Komisyon sunumu başlamadan önce Komisyon Başkanı Cevizoğlu, önümüzdeki hafta 10-11 Şubat 2025 tarihlerinde İstanbul'da bir çalışma ziyareti yapmayı planladıklarını belirtti.

Yükseköğretim Kurulu Başkanı Erol Özvar, son yıllarda yükseköğretimde kadın katılımı, kadınların üniversiteye erişimi ve üniversitelerde çalışmasına yönelik ciddi bir gelişmenin kaydedildiğini söyledi. Özvar, “Avrupa yükseköğretim alanı içerisinde yüksek öğretim kurumlarına erişim bakımından kız veya kadın öğrencilerimizin fevkalade bir noktaya eriştiğini dile getirebilirim. Öğretim elemanları kompozisyonunda da bilhassa, birazdan sizlerle paylaşacağız, genç kadın jenerasyonunun daha ağırlıklı bir yer olmaya başladığını ve bununla ilgili arttığını sizlerle paylaşmayı arzu ederim” dedi.

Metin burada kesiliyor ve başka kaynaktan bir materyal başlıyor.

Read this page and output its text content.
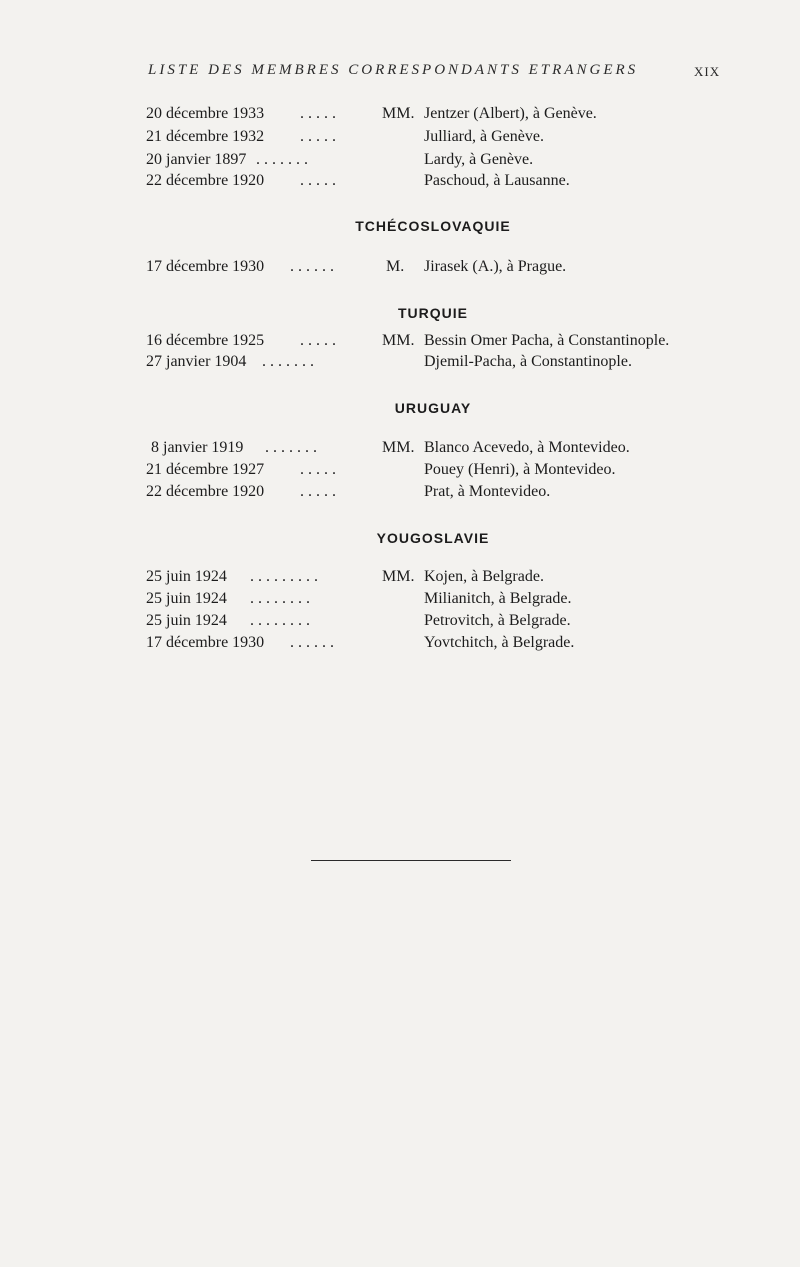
LISTE DES MEMBRES CORRESPONDANTS ETRANGERS	XIX
20 décembre 1933 .....	MM. Jentzer (Albert), à Genève.
21 décembre 1932 .....	Julliard, à Genève.
20 janvier 1897 .......	Lardy, à Genève.
22 décembre 1920 .....	Paschoud, à Lausanne.
TCHÉCOSLOVAQUIE
17 décembre 1930 ......	M. Jirasek (A.), à Prague.
TURQUIE
16 décembre 1925 .....	MM. Bessin Omer Pacha, à Constantinople.
27 janvier 1904 .......	Djemil-Pacha, à Constantinople.
URUGUAY
8 janvier 1919 .......	MM. Blanco Acevedo, à Montevideo.
21 décembre 1927 .....	Pouey (Henri), à Montevideo.
22 décembre 1920 .....	Prat, à Montevideo.
YOUGOSLAVIE
25 juin 1924 .........	MM. Kojen, à Belgrade.
25 juin 1924 ........	Milianitch, à Belgrade.
25 juin 1924 ........	Petrovitch, à Belgrade.
17 décembre 1930 ......	Yovtchitch, à Belgrade.
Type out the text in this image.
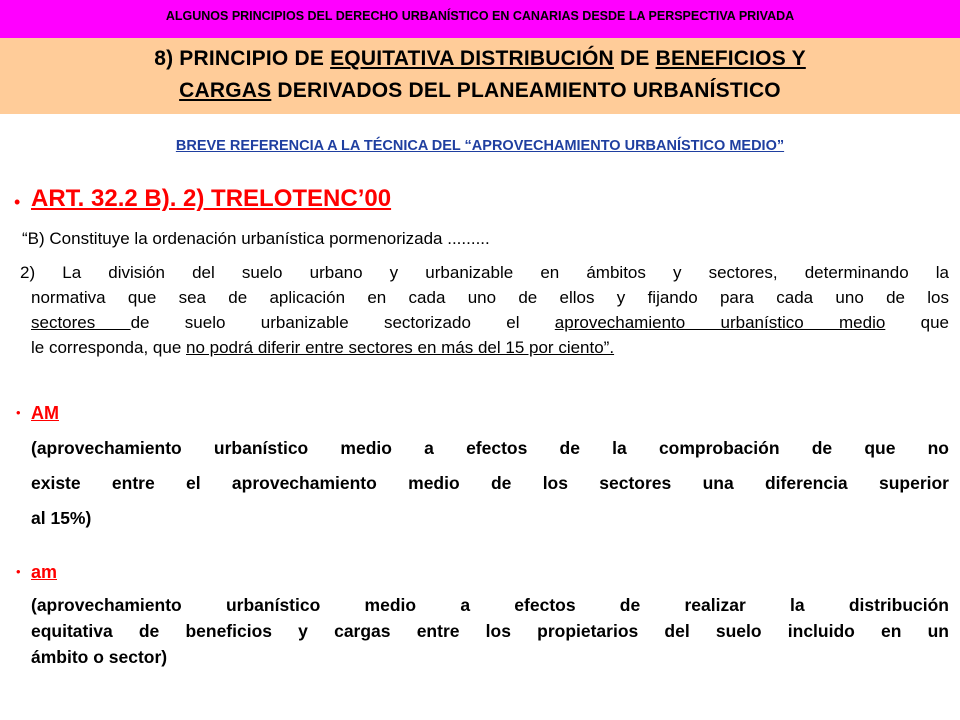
ALGUNOS PRINCIPIOS DEL DERECHO URBANÍSTICO EN CANARIAS DESDE LA PERSPECTIVA PRIVADA
8) PRINCIPIO DE EQUITATIVA DISTRIBUCIÓN DE BENEFICIOS Y
CARGAS DERIVADOS DEL PLANEAMIENTO URBANÍSTICO
BREVE REFERENCIA A LA TÉCNICA DEL “APROVECHAMIENTO URBANÍSTICO MEDIO”
• ART. 32.2 B). 2) TRELOTENC’00
“B) Constituye la ordenación urbanística pormenorizada .........
2) La división del suelo urbano y urbanizable en ámbitos y sectores, determinando la
normativa que sea de aplicación en cada uno de ellos y fijando para cada uno de los
sectores de suelo urbanizable sectorizado el aprovechamiento urbanístico medio que
le corresponda, que no podrá diferir entre sectores en más del 15 por ciento”.
• AM
(aprovechamiento urbanístico medio a efectos de la comprobación de que no
existe entre el aprovechamiento medio de los sectores una diferencia superior
al 15%)
• am
(aprovechamiento urbanístico medio a efectos de realizar la distribución
equitativa de beneficios y cargas entre los propietarios del suelo incluido en un
ámbito o sector)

CEVİZOĞLU: YAKIN BİR ZAMANDA BELKİ YÖK BAŞKANI'NIN KADIN PROFESÖR OLMASI ARZULANABİLİR

Komisyon Başkanı Cevizoğlu, akademideki kadın ve erkek akademisyen açısından TÜİK verilerini örnek göstererek “Özellikle kadın akademisyenlerimizin çoğunluğu doçentlikte toplanmış oluyor. Profesörlükte de milletvekili arkadaşlarımız kadın profesörlerin sayısının artmasını dilettiler” dedi. Özvar ise “Bu arada yani Yükseköğretim Kurulunun üyeleri arasında da kadın sayılarının her geçen gün artmakta olduğunu da bu vesileyle sizlerle paylaşmak isterim” diyerek yanıtladı.

Cevizoğlu, “Böyle sohbet ortamında da yapıyoruz, ‘Kadına Yönelik Şiddet ve Ayrımcılığı Araştırma Komisyonunda başkan niye erkek?’ diye sorulmuştu. Kadın akademisyenler konusunda da yakın bir zamanda belki YÖK Başkanının kadın profesör olması arzulanabilir” dedi.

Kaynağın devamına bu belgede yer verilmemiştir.